ジェームズは主人の遠乗りの同伴の練習、といって馬番から1頭栗毛の馬を貸してもらい、館の近郊を乗馬しながら散歩した。
しばらくは牧歌的な風景が続いたが、ある土地に様々な身分の人が一心に作業をしているのを目撃し、衝撃を受けた。
周りに何もない土地。
そこを十人ばかりの男女が穴を掘り続けていた。
近づいてみると、穴は10フィート以上の深さに及んでいた。穴の周辺には、掘り出した赤茶けた砂や、黄色い粘土が積み上げられている。
「あの、すみません、ここで何をしているんですか」
ちょうど休憩中のように見える、リンゴをかじっている農夫と思われる人物に声をかけた。靴には土がこびりついている。
「見ての通り、穴掘ってんだよ」
それは見たままだ。分かる。
「その穴で何を?」
「さあ、ワシは知らん」
農夫は黄色い歯でリンゴをかじった。歯の着色は安いタバコを吸っているためだろう。敬愛するホームズはロンドン中のタバコの灰を分析できる。ジェームズは自分もそのレベルに達したく、相手の口の中を見るという悪癖が身についてしまったのだ。

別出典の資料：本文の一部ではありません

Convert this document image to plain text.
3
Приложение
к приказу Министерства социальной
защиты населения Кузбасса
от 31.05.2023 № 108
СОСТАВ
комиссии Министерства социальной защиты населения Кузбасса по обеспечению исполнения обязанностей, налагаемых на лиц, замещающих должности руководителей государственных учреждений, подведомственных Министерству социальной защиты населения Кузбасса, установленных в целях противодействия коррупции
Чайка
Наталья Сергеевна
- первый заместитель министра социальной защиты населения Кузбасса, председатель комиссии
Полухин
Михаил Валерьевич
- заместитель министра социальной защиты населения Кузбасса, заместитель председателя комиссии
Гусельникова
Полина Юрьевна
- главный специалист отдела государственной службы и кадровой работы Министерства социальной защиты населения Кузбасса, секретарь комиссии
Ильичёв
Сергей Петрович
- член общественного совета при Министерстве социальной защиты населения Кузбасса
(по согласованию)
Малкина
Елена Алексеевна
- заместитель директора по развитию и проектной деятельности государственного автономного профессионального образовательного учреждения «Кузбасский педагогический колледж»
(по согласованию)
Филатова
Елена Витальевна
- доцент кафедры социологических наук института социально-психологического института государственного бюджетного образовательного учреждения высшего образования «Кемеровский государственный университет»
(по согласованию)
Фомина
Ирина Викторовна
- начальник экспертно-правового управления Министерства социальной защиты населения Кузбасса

「何をするかは知らねえが、とにかく一日中穴を掘れば1シリングもらえるんだ。ちょうどいい小遣い稼ぎさ」
確かロンドンで開かれた万国博覧会の入場料が1シリングと少しだったと思う。それを考えれば、かなりの収入だ。
「お兄さん、おいしいニシンのパイ、買ってくれよ」
浮浪者一歩手前の少年が会話に割って入り、カゴを見せた。
「仕方ないな、いくらだ?」
「一切れ3ペンス」
相場よりずいぶん高いな、と思いつつ、少年の境遇が哀れなので寄付のつもりで購入してやった。
一口かじる。意外とおいしかった。